Minimally invasive surgery (MIS) has been a hot topic for the last several years as it becomes a more common approach to a variety of procedures. Performed through smaller incisions, proponents claim that MIS results in less pain, less blood loss, a shorter hospital stay and a faster recovery. New techniques, instruments and even new prostheses also have been developed for use in minimally invasive surgeries.
In many instances, all of this might be true. I also believe that the final incision should appear as if a plastic surgeon has closed it. However, what is most important is the attention to detail beneath the incision. The length of an incision and a “great looking scar” are not substitutes for the best surgical outcome and recovery.
Many well-respected hip and knee reconstruction surgeons have expressed concern about some MIS procedures. A number of studies have reported inferior results with increased complications from MIS as compared to standard approaches.
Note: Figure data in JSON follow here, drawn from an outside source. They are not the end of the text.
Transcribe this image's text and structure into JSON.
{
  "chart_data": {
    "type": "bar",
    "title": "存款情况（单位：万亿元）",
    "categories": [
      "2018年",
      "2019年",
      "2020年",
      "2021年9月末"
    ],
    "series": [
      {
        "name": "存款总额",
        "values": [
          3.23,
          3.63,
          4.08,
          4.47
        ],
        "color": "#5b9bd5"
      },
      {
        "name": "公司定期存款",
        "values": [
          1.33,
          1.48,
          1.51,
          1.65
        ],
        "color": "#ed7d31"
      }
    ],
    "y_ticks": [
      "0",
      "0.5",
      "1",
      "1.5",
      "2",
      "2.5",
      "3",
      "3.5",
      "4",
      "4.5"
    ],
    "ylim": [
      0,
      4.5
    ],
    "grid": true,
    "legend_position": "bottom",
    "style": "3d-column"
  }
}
Clearly, the ultimate goal of creating a knee or hip reconstruction is to relieve pain and implant a long-lasting prosthesis which allows the individual to engage in activities about which he or she is passionate. Accomplishing this through a smaller incision with less dissection is even more advantageous only if it doesn’t compromise the ultimate goal.
At the Leone Center for Orthopedic Care, I always perform as minimally invasive a surgery as possible, making the final incision appear as aesthetically pleasing as possible. However, with total hip and knee replacements, meticulous soft tissue handling, component positioning and balance, and wound closure with great attention to prevent infection are the most important aspects of the procedure. When patients ask me about my approach, my response is that I emphasize gentle, soft tissue handling that preserves rather than cuts or traumatizes muscle. If any of these might be compromised due to a concern about the size of the incision, I stress that the focus of the procedure is on accomplishing all of the surgical goals below the skin surface, as that is what will determine a successful implant, recovery and working prosthesis.
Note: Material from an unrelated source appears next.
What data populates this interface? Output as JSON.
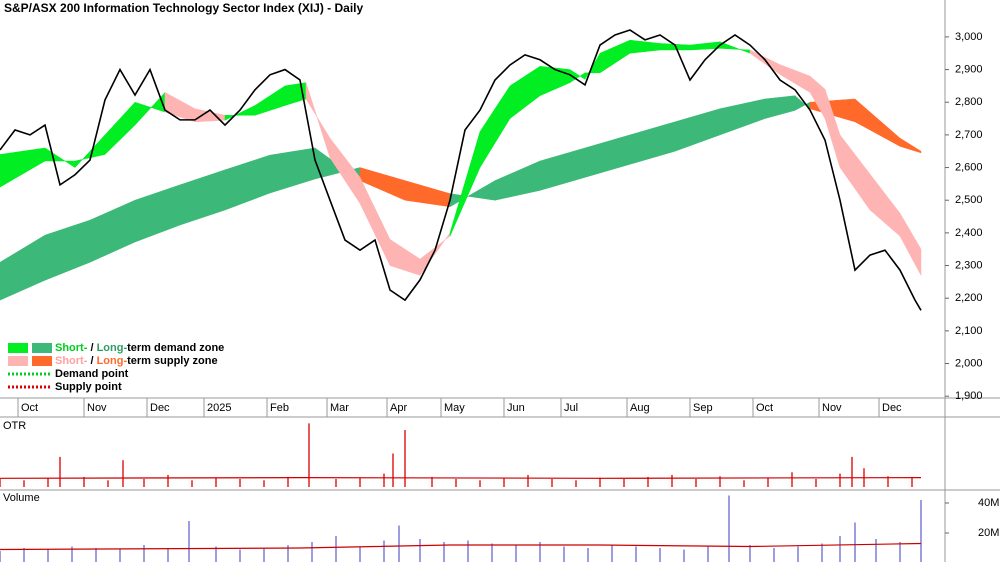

That being said, an incision should be as small as possible but still allow for perfect placement of the components, balancing of the soft tissues and recreation of proper leg length. The incision should not be made so small that the surgeon is struggling and the tissues are torn and traumatized. I see patients recover much more quickly when the tissues are treated gently. Component positioning, perfectly aligned prostheses and proper leg length — all of which improve longevity — cannot be sacrificed to a smaller incision. Hip and knee replacement surgery is performed to relieve pain and restore quality of life, not to make smaller incisions work merely because of size and appearance.
My best advice is to choose a surgeon based on reputation, experience and a mutual sense of trust. While it is important to discuss all of the new procedures and technologies available, ultimately you need to know that your surgeon will choose the best course of treatment and surgical procedure that is right for you.